I'm guessing at some point, these automakers and other foreign companies are just going to stop doing business with the state.  Alabama's already lost major agriculture business due to the law.  It really is an example of "job-killing regulations".

But it doesn't matter.  Gotta rid the state of the unclean and the impure.

Nuked Gingrich, Part 10

Newt's baaaaaaack, and stomping hard on all the 90's era dog whistles:

So more Americans now get food stamps therefore and we now give it away as cash,” Gingrich said of President Obama. “You don’t get food stamps. You get a credit card and the credit card can be used for anything. We’ve had people take their food stamp money and use it to go to Hawaii.” 

Only one problem, Newtie.  You're lying out your ass.

Each of Gingrich’s claims about food stamps is so ridiculous -- especially for a self-styled policy wonk -- that we wondered whether he was really intending to be serious. (By publication time, we did not receive answers to several queries made to his press staff.) But the transcript makes it sound like he wasn’t joking, so we’ll assume he wasn’t. For being so ridiculously wrong in so many ways, we rate his statement Pants on Fire.

But you know what?  Republicans don't care about truth.  They just hate President Obama (and anyone who looks like him).  And that includes portraying "poor people" as the singular cause of all our economic woes.
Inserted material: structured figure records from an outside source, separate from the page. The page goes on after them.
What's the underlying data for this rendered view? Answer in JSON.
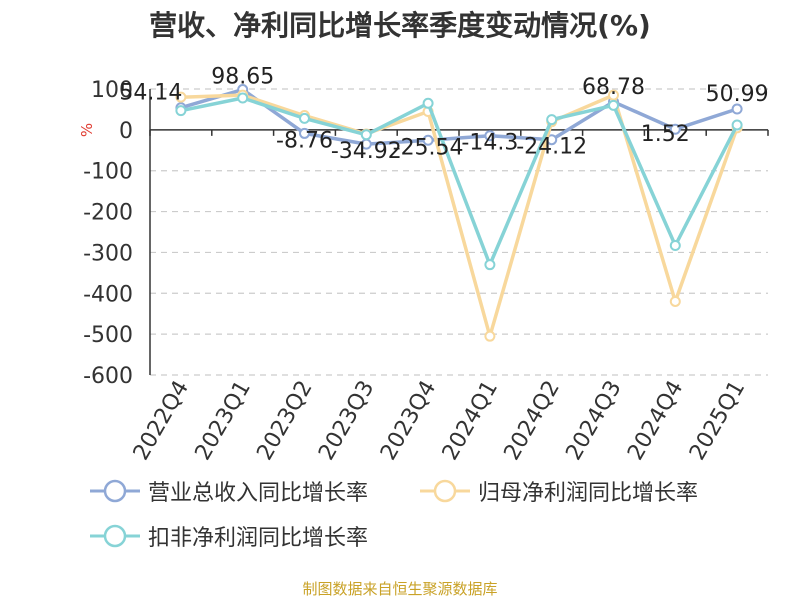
{
  "chart_data": {
    "type": "line",
    "title": "营收、净利同比增长率季度变动情况(%)",
    "ylabel": "%",
    "xlabel": "",
    "categories": [
      "2022Q4",
      "2023Q1",
      "2023Q2",
      "2023Q3",
      "2023Q4",
      "2024Q1",
      "2024Q2",
      "2024Q3",
      "2024Q4",
      "2025Q1"
    ],
    "yticks": [
      "100",
      "0",
      "-100",
      "-200",
      "-300",
      "-400",
      "-500",
      "-600"
    ],
    "ylim": [
      -600,
      100
    ],
    "grid": "horizontal-dashed",
    "legend_position": "bottom",
    "series": [
      {
        "name": "营业总收入同比增长率",
        "color": "#8fa8d6",
        "values": [
          54.14,
          98.65,
          -8.76,
          -34.92,
          -25.54,
          -14.3,
          -24.12,
          68.78,
          1.52,
          50.99
        ],
        "labels": [
          "54.14",
          "98.65",
          "-8.76",
          "-34.92",
          "-25.54",
          "-14.3",
          "-24.12",
          "68.78",
          "1.52",
          "50.99"
        ]
      },
      {
        "name": "归母净利润同比增长率",
        "color": "#f8d89c",
        "values": [
          80,
          85,
          35,
          -10,
          45,
          -505,
          20,
          85,
          -420,
          5
        ]
      },
      {
        "name": "扣非净利润同比增长率",
        "color": "#86d3d6",
        "values": [
          47,
          78,
          28,
          -12,
          65,
          -330,
          25,
          60,
          -283,
          12
        ]
      }
    ]
  },
  "footer": {
    "source": "制图数据来自恒生聚源数据库"
  }
}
"Really poor children in really poor neighborhoods have no habits of working and have nobody around them who works," the former House speaker said at a campaign event at the Nationwide Insurance offices. "So they literally have no habit of showing up on Monday. They have no habit of staying all day. They have no habit of 'I do this and you give me cash,' unless it's illegal."
Gingrich lately has been unspooling an urban policy, beginning with his comments at Harvard University last month when he discussed child labor laws. "It is tragic what we do in the poorest neighborhoods," Gingrich said then, "entrapping children in, first of all, child laws, which are truly stupid."
Children in poor neighborhoods, he said, should be allowed to serve as janitors in their schools to earn money and develop a connection to the school.

Really? Newt Gingrich, the first Speaker of the House to be brought up on ethics charges before the full House of Representatives, who faced 84 ethics violations, and was made to pay a $300,000 fineThis is the man lecturing anyone on "work ethics"?  I love it.  Newt Gingrich's full title is "Disgraced Former Speaker" for a reason.

Please let this billowing blowhard win the nomination.  I'd love to see Barack Obama win Kentucky...and every other state out there.